Data is the key to making personalized experiences return value

So how can retailers successfully make their data work for them? In the recent report from Deloitte and Salesforce entitled “Consumer Experience in the Retail Renaissance,” we found the majority of retailers (nearly 60 percent) are struggling to improve the customer experience at the top of the funnel, where discovery and brand awareness occur.

Indirect data sources are increasingly important to building complete shopper profiles and informing a holistic customer journey. However, 65 percent of branded manufacturers can access only a moderate amount of consumer data via indirect channels. Or none at all. This is a huge barrier to their success. Those brand leaders that can harness data are seeing an impact on the bottom line; they report a revenue increase of at least 10 percent.

Another data source retailers can tap into lies within the retail organization itself. When brands break down internal business siloes and integrate functions such as customer service, marketing and sales, they can construct a more complete picture of a shopper’s motivations and tailor conversations that drive more productive brand interactions. For example, say a number of customers report an issue with a product to customer service. If that data is available throughout the business, other departments, such as marketing, can use it proactively to check in with customers, circumvent issues and offer tailored promotions to remedy any negative brand sentiment.

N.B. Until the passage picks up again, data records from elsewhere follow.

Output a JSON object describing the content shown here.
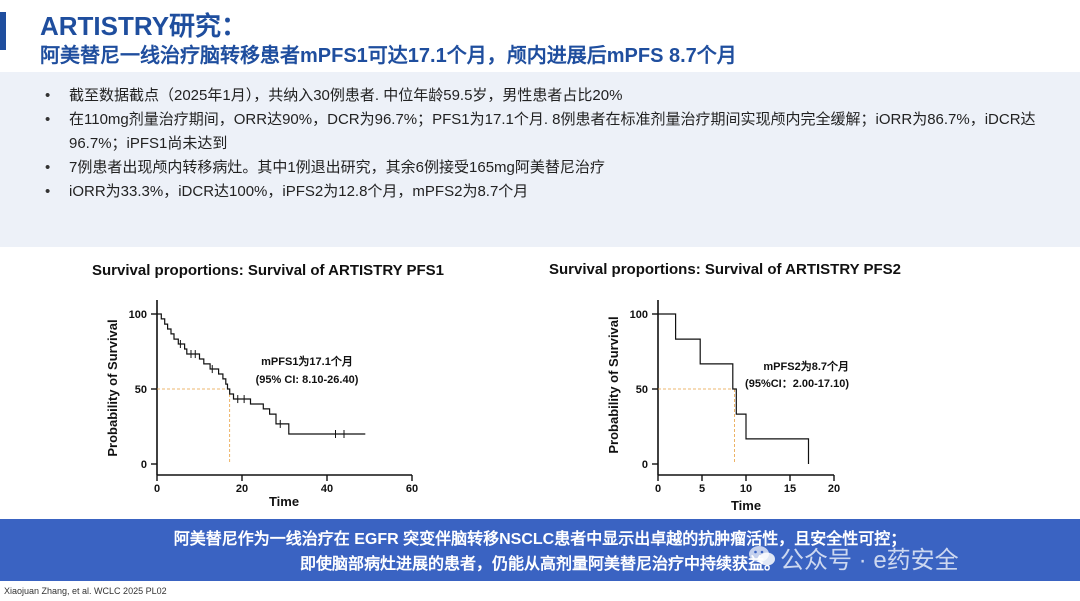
{
  "header": {
    "title": "ARTISTRY研究：",
    "subtitle": "阿美替尼一线治疗脑转移患者mPFS1可达17.1个月，颅内进展后mPFS 8.7个月"
  },
  "bullets": [
    "截至数据截点（2025年1月），共纳入30例患者. 中位年龄59.5岁，男性患者占比20%",
    "在110mg剂量治疗期间，ORR达90%，DCR为96.7%；PFS1为17.1个月. 8例患者在标准剂量治疗期间实现颅内完全缓解；iORR为86.7%，iDCR达96.7%；iPFS1尚未达到",
    "7例患者出现颅内转移病灶。其中1例退出研究，其余6例接受165mg阿美替尼治疗",
    "iORR为33.3%，iDCR达100%，iPFS2为12.8个月，mPFS2为8.7个月"
  ],
  "chart_data": [
    {
      "type": "line",
      "title": "Survival proportions: Survival of ARTISTRY PFS1",
      "xlabel": "Time",
      "ylabel": "Probability of Survival",
      "xlim": [
        0,
        60
      ],
      "ylim": [
        0,
        100
      ],
      "xticks": [
        "0",
        "20",
        "40",
        "60"
      ],
      "yticks": [
        "0",
        "50",
        "100"
      ],
      "median_x": 17.1,
      "annotation": [
        "mPFS1为17.1个月",
        "(95% CI: 8.10-26.40)"
      ],
      "color": "#111111",
      "median_line_color": "#e8a040",
      "step_x": [
        0,
        1,
        1.8,
        2.5,
        3.3,
        4,
        5,
        6.5,
        7,
        10,
        11,
        12.5,
        14.5,
        15.5,
        16.2,
        16.6,
        17.1,
        18,
        22,
        25,
        26.5,
        28,
        31,
        49
      ],
      "step_y": [
        100,
        96.7,
        93.3,
        90,
        86.7,
        83.3,
        80,
        76.7,
        73.3,
        70,
        66.7,
        63.3,
        60,
        56.7,
        53.3,
        50,
        46.7,
        43.3,
        40,
        36.7,
        33.3,
        26.7,
        20,
        20
      ],
      "censor_x": [
        5.5,
        8,
        9,
        13,
        19,
        20.5,
        29,
        42,
        44
      ],
      "censor_y": [
        80,
        73.3,
        73.3,
        63.3,
        43.3,
        43.3,
        26.7,
        20,
        20
      ]
    },
    {
      "type": "line",
      "title": "Survival proportions: Survival of ARTISTRY PFS2",
      "xlabel": "Time",
      "ylabel": "Probability of Survival",
      "xlim": [
        0,
        20
      ],
      "ylim": [
        0,
        100
      ],
      "xticks": [
        "0",
        "5",
        "10",
        "15",
        "20"
      ],
      "yticks": [
        "0",
        "50",
        "100"
      ],
      "median_x": 8.7,
      "annotation": [
        "mPFS2为8.7个月",
        "(95%CI：2.00-17.10)"
      ],
      "color": "#111111",
      "median_line_color": "#e8a040",
      "step_x": [
        0,
        2,
        4.8,
        8.5,
        8.9,
        10,
        17.1
      ],
      "step_y": [
        100,
        83.3,
        66.7,
        50,
        33.3,
        16.7,
        0
      ],
      "censor_x": [],
      "censor_y": []
    }
  ],
  "banner": {
    "line1": "阿美替尼作为一线治疗在 EGFR 突变伴脑转移NSCLC患者中显示出卓越的抗肿瘤活性，且安全性可控；",
    "line2": "即使脑部病灶进展的患者，仍能从高剂量阿美替尼治疗中持续获益。"
  },
  "watermark": "公众号 · e药安全",
  "watermark_icon": "wechat-icon",
  "footer": "Xiaojuan Zhang, et al. WCLC 2025 PL02",
  "colors": {
    "brand": "#1f4e9e",
    "banner": "#3a63c2",
    "band": "#edf1f8"
  }
}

This kind of data is also essential to using technology more effectively. AI and machine learning is this year’s hot retail topic for tailoring pricing and promotions in real-time or providing relevant product recommendations to customers. But by leveraging customer data and breaking down siloes within businesses, AI can also be applied to a wider array of tasks such as script generation for marketing campaigns or customer service.

New understanding of personalization

To return to my conversation with the retailer, personalization is clearly important to create a positive experience, but it is also much more. Personalization is about recognizing individual shoppers’ motivations and acting on them so brands can engage in rich and contextual conversations with consumers.

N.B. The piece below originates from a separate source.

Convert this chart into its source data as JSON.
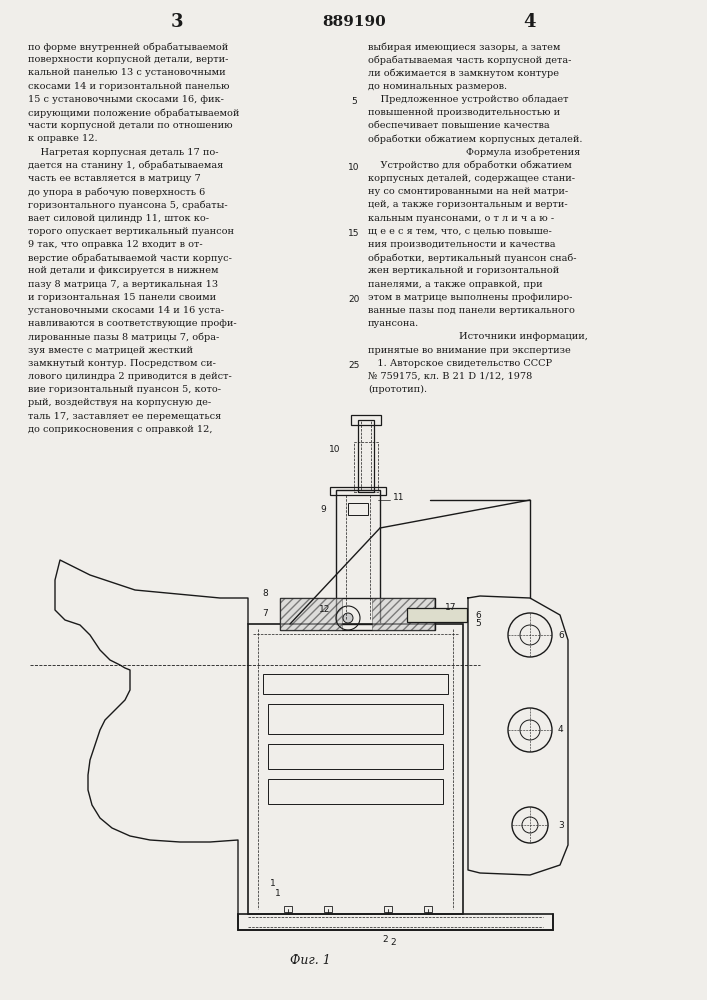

Personalization is not a new concept. Tailoring it to consumer motivation is key and requires rich data insights. How frequently someone shops, how much time they spend in store, what they purchase, the route they take to purchase—not to mention what they purchase elsewhere, gleaned through third-party insights—all help retailers better understand individual shoppers. Using this data as a bedrock, retailers can craft more effective strategies for attracting and converting shoppers, and introduce technologies to streamline the shopping experience. This will shift the top of the funnel from an area for improvement into a competitive advantage.

 

Kevin Hogan is a senior leader in Deloitte’s Retail and Commerce Practice and consumer engagement leader at Deloitte Digital. He specializes in helping companies transform their business to take advantage of emerging digital opportunities designed to drive revenue growth, increase cost efficiency, and optimize the customer experience.